Quelle: Sven Janssen

Kiel. Wenn die Figuren quasseln, kann er nicht weiterspielen. Wie Hunderte andere Kinder in den vergangenen drei Wochen probiert Henry Spiele aus, die für den Kindersoftwarepreis Tommi nominiert sind. Konsolen- und Computerspiele, Apps und elektronisches Spielzeug testen die Sechs- bis Zwölfjährigen auf ihre Spielfähigkeit.

Seit 2011 nimmt die Stadtbücherei an der Spielebewertung teil. „Am Vormittag kamen Schulklassen zu uns und haben die Spiele getestet“, berichtet Kinder- und Jugendbibliothekarin Christin Wulf. Sie leitet die Juryarbeit des Kindersoftwarepreises. Nachdem sie etwas ausprobiert hatten, beurteilten die Kinder die Spielfähigkeit, die Grafik oder die Steuerung – kurz, ob sie Spaß mit dem Spiel hatten. „Die Punkte der Kinder leiten wir dann weiter“, berichtet Christin Wulf.

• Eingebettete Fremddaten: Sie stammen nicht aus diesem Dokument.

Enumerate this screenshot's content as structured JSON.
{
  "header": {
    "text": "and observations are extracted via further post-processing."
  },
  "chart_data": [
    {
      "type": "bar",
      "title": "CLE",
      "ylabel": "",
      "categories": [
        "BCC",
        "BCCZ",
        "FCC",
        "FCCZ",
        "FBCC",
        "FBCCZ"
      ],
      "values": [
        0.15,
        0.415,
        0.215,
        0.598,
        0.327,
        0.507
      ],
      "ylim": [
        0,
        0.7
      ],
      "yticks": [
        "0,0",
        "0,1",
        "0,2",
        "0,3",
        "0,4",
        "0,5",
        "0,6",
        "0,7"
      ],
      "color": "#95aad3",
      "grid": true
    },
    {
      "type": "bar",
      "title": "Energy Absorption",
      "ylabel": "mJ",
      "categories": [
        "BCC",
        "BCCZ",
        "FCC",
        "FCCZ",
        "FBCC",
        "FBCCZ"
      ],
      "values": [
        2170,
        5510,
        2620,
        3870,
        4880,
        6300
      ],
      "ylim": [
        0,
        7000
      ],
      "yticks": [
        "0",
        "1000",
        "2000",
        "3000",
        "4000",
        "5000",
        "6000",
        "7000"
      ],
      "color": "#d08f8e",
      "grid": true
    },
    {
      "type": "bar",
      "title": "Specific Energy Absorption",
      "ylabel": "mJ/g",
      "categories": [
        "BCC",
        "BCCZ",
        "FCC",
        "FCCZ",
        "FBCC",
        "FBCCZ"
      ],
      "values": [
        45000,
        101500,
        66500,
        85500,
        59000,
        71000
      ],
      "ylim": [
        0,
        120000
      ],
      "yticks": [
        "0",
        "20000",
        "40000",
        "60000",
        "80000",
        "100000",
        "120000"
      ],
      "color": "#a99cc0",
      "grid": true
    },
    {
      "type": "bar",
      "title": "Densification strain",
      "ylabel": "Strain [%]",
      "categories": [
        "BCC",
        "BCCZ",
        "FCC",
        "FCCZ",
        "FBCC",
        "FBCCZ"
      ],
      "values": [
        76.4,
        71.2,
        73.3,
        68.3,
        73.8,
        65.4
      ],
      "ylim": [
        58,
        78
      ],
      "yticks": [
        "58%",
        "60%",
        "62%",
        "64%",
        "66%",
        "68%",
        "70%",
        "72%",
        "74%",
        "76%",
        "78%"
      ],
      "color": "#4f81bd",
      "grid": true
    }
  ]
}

Kompetenz im Umgang mit Medien

Der Kindersoftwarepreis zeichnet qualitativ hochwertige Spiele und Apps aus, um sie so einem breiten Publikum bekannt zu machen. Zudem soll er Eltern als Übersicht über kindgerechte Inhalte dienen. Gleichzeitig sollen die rund 3600 Kinder, die in die Juryarbeit mit eingebunden werden, kompetenter im Umgang mit Medien werden. Während der Testzeiten ist Christin Wulf am Rotieren. Hier fehlt ein Controller, da funktioniert die Kopplung nicht. Lasse sitzt fragend vor dem Tablet: „Das funktioniert einfach nicht“, sagt er und guckt erwartungsvoll auf die Anki Overdrive Trucks, die eigentlich via Tablet gesteuert werden sollen. Auch wenn Wimmelbildspiele, die Lasse zu Hause am liebsten spielt, für den Tommi nicht zur Auswahl stehen, hat er sichtlich Spaß am Ausprobieren: „Man kann den Entwicklern Tipps geben.“ Als die Autos endlich über die Rennstrecke fahren, resümiert der Zehnjährige lachend: „Die Autos fahren zwar, wie sie wollen, aber sie fahren endlich.“

Die getesteten Spiele werden verlost

Marten ist der Profi an der Drohne. Geschickt lässt er den kleinen Quadrokopter auf engstem Raum einen Salto fliegen. Am liebsten spielt er aber am PC. Worauf es bei der Bewertung ankommt, weiß der junge Juror. „Ich gucke auf das Gameplay, wenn das stimmt, gebe ich gute Punkte, auch wenn die Grafik nicht so gut ist.“ Schließlich ist der Spielverlauf der maßgebliche Spaßfaktor. „Minecraft“ macht ihm besonders Spaß. „Ich finde es gut, dass hier Kinder testen können und nicht Sozialpädagogen.“ Gewinnchancen sieht er dennoch beim Konsolenspiel „Guitar Hero live“. Den Controller, der eine Gitarre darstellt, hofft Marten auch am Sonnabend zu gewinnen. Dann werden unter allen Jurymitgliedern die getesteten Spiele verlost.

Auch Anastasia, eines der wenigen teilnehmenden Mädchen, hat sich durch die Spiele gezockt. „Ich hab’ schon alles gespielt.“ Am meisten fasziniert ist die Elfjährige von den Klassikern „Sonic“ und „Mario“, die etwas modernisiert auch heutzutage nicht an Bedeutung verloren haben. Die besten Spiele werden am 21. Oktober auf der Frankfurter Buchmesse prämiert.